Touché. Still, to a reasonable approximation, caching makes the dominant term linear, or equiv, linearly scales the expensive bits.
This is the operation that is basically done for each message in an LLM chat in the logical level: the complete context/history is sent in to be processed. If you wish to process only the additions, you must preserve the processed state on server-side (in KV cache). KV caches can be very large, e.g. tens of gigabytes.
With this much cheaper setup backed by disks, they can offer much better caching experience:
> Cache construction takes seconds. Once the cache is no longer in use, it will be automatically cleared, usually within a few hours to a few days.
You already have the data on your own machine, and that 'upload and restore' process is exactly what is happening when you restart an idle session. The issue is that it takes time, and it counts as token usage because you have to send the data for the GPU to load, and that data is the 'tokens'.
The data is the conversation (along with the thinking tokens).
There is no download - you already have it.
The issue is that it gets expunged from the (very expensive, very limited) GPU cache and to reload the cache you have to reprocess the whole conversation.
That is doable, but as Boris notes it costs lots of tokens.
The kv-cache is the internal LLM state after having processed the tokens. It's big, and you do not have it locally.
The cache is what makes your journey from 1k prompt to 1million token solution speedy in one 'vibe' session. Loading that again will cost the entire journey.

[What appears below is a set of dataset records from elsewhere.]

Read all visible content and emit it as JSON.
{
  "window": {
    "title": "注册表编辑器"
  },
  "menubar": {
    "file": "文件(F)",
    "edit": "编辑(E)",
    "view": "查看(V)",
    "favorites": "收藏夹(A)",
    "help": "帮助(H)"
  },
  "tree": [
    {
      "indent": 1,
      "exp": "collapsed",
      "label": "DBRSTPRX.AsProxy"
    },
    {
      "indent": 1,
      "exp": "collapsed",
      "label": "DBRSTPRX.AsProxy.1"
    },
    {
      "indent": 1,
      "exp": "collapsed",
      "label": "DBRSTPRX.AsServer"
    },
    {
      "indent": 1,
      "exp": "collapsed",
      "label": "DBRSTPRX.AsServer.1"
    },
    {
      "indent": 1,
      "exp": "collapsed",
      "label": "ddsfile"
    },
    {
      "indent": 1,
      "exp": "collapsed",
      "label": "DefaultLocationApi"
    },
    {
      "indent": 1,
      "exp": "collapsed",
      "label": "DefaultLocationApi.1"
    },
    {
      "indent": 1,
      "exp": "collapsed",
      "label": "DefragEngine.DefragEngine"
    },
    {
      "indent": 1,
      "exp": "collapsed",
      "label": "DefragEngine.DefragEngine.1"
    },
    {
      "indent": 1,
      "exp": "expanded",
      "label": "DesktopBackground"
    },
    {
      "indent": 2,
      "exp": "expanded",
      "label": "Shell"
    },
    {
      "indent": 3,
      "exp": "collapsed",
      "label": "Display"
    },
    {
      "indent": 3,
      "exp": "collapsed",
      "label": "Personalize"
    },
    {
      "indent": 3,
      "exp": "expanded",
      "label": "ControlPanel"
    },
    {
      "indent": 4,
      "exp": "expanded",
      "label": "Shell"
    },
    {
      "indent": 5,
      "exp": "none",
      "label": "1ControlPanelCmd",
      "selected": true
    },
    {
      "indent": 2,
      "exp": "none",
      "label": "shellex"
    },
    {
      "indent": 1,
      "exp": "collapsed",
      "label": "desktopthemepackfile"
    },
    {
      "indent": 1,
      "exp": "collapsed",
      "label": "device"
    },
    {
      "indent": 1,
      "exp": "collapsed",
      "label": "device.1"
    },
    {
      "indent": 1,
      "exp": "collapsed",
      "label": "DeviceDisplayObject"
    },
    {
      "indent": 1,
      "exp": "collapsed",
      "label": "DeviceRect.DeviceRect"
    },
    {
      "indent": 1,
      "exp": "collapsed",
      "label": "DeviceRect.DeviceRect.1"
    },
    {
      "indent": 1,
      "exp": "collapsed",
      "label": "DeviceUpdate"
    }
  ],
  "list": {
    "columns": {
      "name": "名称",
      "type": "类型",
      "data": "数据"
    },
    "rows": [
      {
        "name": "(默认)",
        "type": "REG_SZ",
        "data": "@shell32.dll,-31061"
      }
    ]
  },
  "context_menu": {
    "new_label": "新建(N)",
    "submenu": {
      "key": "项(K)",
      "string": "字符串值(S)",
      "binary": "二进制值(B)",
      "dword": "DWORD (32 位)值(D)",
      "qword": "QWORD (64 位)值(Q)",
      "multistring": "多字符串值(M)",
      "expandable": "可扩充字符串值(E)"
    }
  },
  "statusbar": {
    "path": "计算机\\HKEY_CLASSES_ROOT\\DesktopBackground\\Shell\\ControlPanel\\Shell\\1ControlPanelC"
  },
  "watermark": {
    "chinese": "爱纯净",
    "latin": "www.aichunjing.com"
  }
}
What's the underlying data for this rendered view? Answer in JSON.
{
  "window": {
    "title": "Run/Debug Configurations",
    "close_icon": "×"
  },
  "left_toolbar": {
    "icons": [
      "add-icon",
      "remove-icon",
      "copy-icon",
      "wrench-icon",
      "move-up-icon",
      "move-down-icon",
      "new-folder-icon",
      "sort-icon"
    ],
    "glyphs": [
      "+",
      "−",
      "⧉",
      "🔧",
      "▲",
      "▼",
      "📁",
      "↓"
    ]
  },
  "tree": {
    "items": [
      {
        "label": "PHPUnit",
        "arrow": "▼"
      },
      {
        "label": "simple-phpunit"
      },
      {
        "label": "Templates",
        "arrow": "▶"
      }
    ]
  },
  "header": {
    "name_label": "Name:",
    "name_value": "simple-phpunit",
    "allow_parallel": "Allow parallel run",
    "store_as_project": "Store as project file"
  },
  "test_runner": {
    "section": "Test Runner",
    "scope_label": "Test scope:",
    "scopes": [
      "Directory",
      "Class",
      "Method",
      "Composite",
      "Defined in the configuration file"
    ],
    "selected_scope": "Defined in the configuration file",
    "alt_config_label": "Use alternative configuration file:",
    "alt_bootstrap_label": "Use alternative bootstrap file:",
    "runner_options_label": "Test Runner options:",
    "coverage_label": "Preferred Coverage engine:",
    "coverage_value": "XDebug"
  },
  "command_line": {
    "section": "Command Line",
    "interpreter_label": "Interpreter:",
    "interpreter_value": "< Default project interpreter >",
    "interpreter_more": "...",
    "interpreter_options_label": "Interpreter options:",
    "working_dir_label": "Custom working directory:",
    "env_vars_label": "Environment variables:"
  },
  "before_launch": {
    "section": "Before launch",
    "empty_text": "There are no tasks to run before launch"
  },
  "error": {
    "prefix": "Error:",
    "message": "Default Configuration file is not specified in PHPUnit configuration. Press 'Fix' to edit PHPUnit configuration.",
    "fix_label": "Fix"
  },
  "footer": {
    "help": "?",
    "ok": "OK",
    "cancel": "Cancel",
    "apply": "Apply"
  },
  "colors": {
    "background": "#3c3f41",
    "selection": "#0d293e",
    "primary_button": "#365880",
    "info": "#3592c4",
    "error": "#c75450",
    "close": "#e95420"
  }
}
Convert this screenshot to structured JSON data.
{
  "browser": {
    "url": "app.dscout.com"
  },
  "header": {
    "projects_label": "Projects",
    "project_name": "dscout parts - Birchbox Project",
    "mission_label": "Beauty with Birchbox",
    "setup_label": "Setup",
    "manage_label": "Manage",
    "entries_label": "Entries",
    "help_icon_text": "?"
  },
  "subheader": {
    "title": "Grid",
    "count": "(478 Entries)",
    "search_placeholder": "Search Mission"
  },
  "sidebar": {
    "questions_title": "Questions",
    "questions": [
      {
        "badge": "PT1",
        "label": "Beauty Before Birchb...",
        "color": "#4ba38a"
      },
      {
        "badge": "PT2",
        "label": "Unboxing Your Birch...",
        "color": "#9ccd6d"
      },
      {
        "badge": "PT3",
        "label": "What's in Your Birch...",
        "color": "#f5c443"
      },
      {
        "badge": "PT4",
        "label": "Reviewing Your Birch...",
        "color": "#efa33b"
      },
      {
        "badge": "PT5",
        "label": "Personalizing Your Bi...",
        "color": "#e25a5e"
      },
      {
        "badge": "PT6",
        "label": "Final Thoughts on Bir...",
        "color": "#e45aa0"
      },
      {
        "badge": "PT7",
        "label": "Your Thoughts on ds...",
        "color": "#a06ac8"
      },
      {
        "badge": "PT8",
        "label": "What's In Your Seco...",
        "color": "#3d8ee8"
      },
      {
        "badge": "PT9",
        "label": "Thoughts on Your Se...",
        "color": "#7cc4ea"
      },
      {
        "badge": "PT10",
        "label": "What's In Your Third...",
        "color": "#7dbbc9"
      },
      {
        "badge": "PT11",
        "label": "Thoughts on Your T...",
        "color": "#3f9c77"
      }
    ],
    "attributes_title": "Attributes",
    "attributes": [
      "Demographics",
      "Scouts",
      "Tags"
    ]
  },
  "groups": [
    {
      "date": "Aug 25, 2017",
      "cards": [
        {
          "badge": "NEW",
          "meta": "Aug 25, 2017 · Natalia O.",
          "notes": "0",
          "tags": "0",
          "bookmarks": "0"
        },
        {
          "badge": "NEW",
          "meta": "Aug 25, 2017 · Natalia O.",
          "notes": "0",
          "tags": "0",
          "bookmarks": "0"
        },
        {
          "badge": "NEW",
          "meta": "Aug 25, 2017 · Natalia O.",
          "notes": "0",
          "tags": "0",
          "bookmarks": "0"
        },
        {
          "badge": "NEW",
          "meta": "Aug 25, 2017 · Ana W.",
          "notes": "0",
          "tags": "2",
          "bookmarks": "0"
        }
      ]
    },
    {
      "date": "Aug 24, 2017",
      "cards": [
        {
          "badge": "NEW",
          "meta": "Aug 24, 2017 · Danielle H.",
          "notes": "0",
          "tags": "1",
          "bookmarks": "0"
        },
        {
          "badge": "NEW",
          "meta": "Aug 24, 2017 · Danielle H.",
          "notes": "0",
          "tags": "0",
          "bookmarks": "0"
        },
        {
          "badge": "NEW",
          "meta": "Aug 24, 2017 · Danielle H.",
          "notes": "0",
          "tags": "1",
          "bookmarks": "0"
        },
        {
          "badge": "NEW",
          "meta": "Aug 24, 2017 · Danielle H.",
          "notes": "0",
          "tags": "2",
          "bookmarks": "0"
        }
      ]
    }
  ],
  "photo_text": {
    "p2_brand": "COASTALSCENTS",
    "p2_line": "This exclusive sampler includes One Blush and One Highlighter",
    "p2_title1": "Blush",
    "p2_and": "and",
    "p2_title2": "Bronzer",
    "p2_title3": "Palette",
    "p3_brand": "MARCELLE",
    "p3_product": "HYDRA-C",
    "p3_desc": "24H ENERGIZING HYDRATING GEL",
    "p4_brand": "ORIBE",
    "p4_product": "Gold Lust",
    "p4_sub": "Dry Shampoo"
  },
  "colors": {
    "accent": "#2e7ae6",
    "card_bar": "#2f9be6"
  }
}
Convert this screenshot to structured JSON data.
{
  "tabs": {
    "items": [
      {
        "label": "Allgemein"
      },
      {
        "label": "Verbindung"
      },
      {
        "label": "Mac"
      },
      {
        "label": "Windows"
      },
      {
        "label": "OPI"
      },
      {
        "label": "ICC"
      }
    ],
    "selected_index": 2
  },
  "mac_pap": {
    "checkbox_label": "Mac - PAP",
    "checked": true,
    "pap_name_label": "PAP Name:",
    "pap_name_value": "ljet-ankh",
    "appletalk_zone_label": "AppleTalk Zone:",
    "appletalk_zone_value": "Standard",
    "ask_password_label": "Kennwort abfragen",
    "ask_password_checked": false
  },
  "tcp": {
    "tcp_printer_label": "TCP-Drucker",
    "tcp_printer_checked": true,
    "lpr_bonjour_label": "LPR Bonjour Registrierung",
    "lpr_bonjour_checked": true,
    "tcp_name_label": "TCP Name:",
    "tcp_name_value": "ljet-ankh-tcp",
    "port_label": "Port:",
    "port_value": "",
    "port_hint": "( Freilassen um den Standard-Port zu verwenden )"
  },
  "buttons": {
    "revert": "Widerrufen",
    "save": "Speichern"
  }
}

Sure, the exact choice on the trade-off, changing that choice, and having a pretty product-breaking bug as a result, are much more opaque. But I was responding to somebody who was surprised there's any trade-off at all. Computers don't give you infinite resources, whether or not they're "servers," "in the cloud," or "AI."
I'm really beginning to feel the lack of control when it's comes to context if I'm being honest
So yeah, it doesn't take much to surface to the user that the speed/value of their session is ephemeral because to keep all that cache active is computationally expensive because ...
You're still just running text through a extremely complex process, and adding to that text and to avoid re-calculation of the entire chain, you need the cache.